La forma de Qiongqi cambió, transformándose en el monje taoísta, con la túnica ritual y la larga barba ondeando.
—¿Te atreves a volver a esa forma? —dijo Lin Feng sorprendido. ¿Acaso esta bestia no temía a la muerte?
—¿Qué hay que temer? Este Emperador te está ayudando a salir del apuro. Que todos se dirijan hacia mí. Tú guarda tu Alma Marcial sin que te descubran. Préstame esta página —dijo el Emperador Yan, recuperando un poco de su arrogancia. Lin Feng asintió ligeramente sin decir más. Con un pensamiento, la tierra demoníaca formada por la página dorada flotó hacia la palma de Qiongqi, como si sostuviera una tierra del camino demoníaco.
En cuanto al Alma Marcial del Libro Celestial de Lin Feng, ya la había guardado.
El rugido del viento desgarraba el espacio. El Emperador Yan, transformado en monje, pisó fuertemente el suelo. Innumerables patrones de runas cobraron vida a su alrededor. Llamas ardientes surgieron por todas partes, arrasando el cielo y la tierra. En un instante, los gritos no cesaban. Muchos cuerpos fueron enterrados directamente en las llamas.
—Este Emperador se va. Tu Alma Marcial debe cooperar en cualquier momento —dijo el Emperador Yan, elevándose. Una oleada de energía sepultó el lugar, asegurando que nadie descubriera a Lin Feng allí.

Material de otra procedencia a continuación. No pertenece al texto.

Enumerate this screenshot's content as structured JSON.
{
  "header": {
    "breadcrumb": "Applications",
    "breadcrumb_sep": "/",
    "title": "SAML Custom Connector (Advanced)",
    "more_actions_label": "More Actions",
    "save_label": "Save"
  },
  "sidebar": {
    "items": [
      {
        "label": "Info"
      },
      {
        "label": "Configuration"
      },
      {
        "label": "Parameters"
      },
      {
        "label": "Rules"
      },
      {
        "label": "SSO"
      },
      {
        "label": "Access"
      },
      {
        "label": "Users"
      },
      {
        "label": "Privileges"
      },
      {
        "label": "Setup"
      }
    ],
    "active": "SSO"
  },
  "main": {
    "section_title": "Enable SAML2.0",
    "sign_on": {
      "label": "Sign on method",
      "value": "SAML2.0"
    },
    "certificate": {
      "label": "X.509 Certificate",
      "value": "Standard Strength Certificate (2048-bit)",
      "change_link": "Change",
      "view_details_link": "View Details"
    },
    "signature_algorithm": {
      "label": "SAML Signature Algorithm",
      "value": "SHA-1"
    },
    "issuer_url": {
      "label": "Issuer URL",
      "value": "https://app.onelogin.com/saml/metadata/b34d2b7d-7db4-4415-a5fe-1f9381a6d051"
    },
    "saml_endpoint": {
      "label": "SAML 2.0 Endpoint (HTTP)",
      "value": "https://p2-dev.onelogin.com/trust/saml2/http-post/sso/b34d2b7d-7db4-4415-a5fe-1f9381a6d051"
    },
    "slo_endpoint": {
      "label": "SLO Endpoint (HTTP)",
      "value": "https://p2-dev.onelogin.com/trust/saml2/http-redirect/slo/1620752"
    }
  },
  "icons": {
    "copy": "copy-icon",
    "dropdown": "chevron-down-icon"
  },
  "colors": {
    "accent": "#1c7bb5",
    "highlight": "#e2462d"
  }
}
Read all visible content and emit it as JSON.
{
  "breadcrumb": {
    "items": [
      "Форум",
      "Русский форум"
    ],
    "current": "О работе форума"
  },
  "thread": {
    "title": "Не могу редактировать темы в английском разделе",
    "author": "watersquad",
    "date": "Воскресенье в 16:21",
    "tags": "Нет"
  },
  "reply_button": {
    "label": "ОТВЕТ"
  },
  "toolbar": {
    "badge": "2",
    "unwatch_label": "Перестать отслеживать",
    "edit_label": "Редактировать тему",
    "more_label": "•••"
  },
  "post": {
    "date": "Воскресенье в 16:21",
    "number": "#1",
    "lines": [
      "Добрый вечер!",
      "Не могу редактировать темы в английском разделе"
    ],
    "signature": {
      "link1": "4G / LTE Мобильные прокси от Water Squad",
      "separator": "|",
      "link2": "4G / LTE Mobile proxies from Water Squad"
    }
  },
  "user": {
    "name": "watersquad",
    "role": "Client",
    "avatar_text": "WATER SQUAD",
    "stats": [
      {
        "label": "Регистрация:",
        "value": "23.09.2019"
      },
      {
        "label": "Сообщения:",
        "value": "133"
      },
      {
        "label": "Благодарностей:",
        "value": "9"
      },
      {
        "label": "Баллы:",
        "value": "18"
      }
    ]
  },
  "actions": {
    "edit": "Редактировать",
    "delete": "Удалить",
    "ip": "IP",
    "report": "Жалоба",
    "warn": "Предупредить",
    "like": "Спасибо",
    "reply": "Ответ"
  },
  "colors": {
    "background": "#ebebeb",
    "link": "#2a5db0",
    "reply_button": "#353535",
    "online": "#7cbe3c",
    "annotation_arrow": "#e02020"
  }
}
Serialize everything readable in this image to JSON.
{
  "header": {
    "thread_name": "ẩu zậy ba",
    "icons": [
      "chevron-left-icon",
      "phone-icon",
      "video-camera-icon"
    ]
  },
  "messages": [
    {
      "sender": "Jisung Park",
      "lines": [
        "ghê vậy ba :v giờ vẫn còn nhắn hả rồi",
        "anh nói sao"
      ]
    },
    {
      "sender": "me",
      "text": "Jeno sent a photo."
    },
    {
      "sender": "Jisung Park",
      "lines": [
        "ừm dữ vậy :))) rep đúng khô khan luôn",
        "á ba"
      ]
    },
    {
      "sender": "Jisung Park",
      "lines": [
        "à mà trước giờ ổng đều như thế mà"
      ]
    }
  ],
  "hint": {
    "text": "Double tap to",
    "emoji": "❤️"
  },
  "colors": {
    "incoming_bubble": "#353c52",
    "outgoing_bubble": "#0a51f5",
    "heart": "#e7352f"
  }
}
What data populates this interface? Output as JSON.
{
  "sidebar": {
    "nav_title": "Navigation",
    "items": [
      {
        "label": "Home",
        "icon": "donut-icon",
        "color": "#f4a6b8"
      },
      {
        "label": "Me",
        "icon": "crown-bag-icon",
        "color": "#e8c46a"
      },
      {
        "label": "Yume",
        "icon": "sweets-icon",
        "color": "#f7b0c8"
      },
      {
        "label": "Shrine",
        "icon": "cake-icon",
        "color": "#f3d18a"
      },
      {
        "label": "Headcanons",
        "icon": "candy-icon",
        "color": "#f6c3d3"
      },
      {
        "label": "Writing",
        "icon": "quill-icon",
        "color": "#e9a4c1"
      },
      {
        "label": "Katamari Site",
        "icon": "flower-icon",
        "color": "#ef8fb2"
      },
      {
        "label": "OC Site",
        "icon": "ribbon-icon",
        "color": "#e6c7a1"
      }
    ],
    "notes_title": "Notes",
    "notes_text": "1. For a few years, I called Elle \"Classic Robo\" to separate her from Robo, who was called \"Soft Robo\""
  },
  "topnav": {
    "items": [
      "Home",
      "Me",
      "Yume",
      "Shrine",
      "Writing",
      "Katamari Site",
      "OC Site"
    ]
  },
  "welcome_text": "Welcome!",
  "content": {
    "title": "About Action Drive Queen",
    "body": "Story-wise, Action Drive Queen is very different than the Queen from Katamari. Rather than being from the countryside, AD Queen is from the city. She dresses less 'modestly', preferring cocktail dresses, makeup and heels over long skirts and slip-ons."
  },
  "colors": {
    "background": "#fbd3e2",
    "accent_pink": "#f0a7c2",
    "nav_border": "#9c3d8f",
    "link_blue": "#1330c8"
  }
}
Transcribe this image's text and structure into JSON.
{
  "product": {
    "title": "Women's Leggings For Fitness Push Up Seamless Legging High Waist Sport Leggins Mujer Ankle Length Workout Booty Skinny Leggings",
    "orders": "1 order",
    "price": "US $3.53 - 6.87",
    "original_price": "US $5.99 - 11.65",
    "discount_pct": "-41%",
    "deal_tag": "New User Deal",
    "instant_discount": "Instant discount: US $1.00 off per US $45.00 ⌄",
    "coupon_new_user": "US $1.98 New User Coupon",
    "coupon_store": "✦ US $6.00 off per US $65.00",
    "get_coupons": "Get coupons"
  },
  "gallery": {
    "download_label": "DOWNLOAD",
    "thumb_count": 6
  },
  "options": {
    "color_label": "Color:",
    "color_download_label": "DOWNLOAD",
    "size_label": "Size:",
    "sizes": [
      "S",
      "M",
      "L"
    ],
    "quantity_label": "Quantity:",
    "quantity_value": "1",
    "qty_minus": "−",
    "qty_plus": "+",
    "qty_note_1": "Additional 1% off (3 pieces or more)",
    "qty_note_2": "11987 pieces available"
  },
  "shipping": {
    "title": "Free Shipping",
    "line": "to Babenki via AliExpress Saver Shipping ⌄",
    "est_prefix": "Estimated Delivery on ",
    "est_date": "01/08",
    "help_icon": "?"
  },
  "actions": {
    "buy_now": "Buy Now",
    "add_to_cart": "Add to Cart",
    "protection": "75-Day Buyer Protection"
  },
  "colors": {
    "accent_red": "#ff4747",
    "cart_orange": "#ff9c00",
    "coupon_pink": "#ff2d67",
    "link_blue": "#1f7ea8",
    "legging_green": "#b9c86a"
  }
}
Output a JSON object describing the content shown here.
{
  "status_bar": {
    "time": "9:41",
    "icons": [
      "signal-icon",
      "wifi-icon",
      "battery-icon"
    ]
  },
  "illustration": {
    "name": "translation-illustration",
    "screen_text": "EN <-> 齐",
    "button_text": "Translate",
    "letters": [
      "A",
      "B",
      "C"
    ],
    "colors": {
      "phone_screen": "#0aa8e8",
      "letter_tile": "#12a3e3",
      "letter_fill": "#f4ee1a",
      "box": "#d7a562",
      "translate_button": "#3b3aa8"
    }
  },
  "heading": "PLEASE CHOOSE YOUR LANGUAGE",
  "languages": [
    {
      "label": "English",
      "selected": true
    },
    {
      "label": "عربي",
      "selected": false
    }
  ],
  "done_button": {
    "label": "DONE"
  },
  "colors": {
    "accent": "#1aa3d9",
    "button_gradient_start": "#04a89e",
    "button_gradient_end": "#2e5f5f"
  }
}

Pronto, la multitud que se acercaba levantó la vista hacia el vacío. Allí, un hombre con túnica taoísta sostenía una tierra demoníaca en su mano. Sobre esa tierra, llamas demoníacas aterradoras se elevaban. Al verlo, innumerables ojos se quedaron paralizados.
—¡Es él!
—¡Es ese maldito cultivador taoísta! —Los miembros del Clan Qi lo miraron fijamente, con miradas gélidas.
—¡Matadlo! —Los del Salón del Emperador Bestia estaban furiosos. El Gran Peng desplegó un resplandor dorado cegador, queriendo decapitar al Emperador Yan. Este maldito había engañado al Emperador Peng, haciendo que el Emperador de los Nueve Abismos lo atacara. La Melodía Demoníaca de los Nueve Abismos se había infiltrado en su cuerpo, casi volviéndolo loco. Luego, un experto desconocido lo había agarrado y lanzado a miles de kilómetros de distancia, humillándolo por completo. Incluso en la Tierra de Bahuang, los tres Emperadores Bestia del Reino Demoníaco se habían atrevido a acorralar al Emperador Peng.
—¿Te atreves a aparecer de nuevo? —Los ojos de innumerables personas estaban llenos de intención asesina. Este maldito monje había engañado a ocho Emperadores Marciales, liberando las ataduras del Emperador Demoníaco de los Nueve Abismos. Ahora aparecía de nuevo, usando una tierra demoníaca para robar el cuerpo original de las llamas demoníacas.
—Un montón de inútiles. Este venerable está aquí. ¿Quién viene a morir? —Entre las llamas demoníacas, el cuerpo de Qiongqi parecía un tanto ilusorio, pero las llamas eran extremadamente claras. Matarlo no sería fácil. Aunque todos querían matar al monje de inmediato, nadie se atrevía a actuar precipitadamente.
—¡Matadlo! —Un rugido furioso resonó. Un resplandor dorado se elevó hacia el cielo, iluminando el firmamento. Era un experto del Salón del Emperador Bestia que cargaba contra el Emperador Yan. Aunque su forma original no era el Gran Peng de Alas Doradas, en sus venas fluía sangre de ave divina. Su cuerpo dorado, forjado en oro puro, era increíblemente rápido. Se transformó en un aterrador Gran Peng, como una espada dorada indestructible, cortando hacia el Emperador Yan en el vacío a una velocidad inimaginable.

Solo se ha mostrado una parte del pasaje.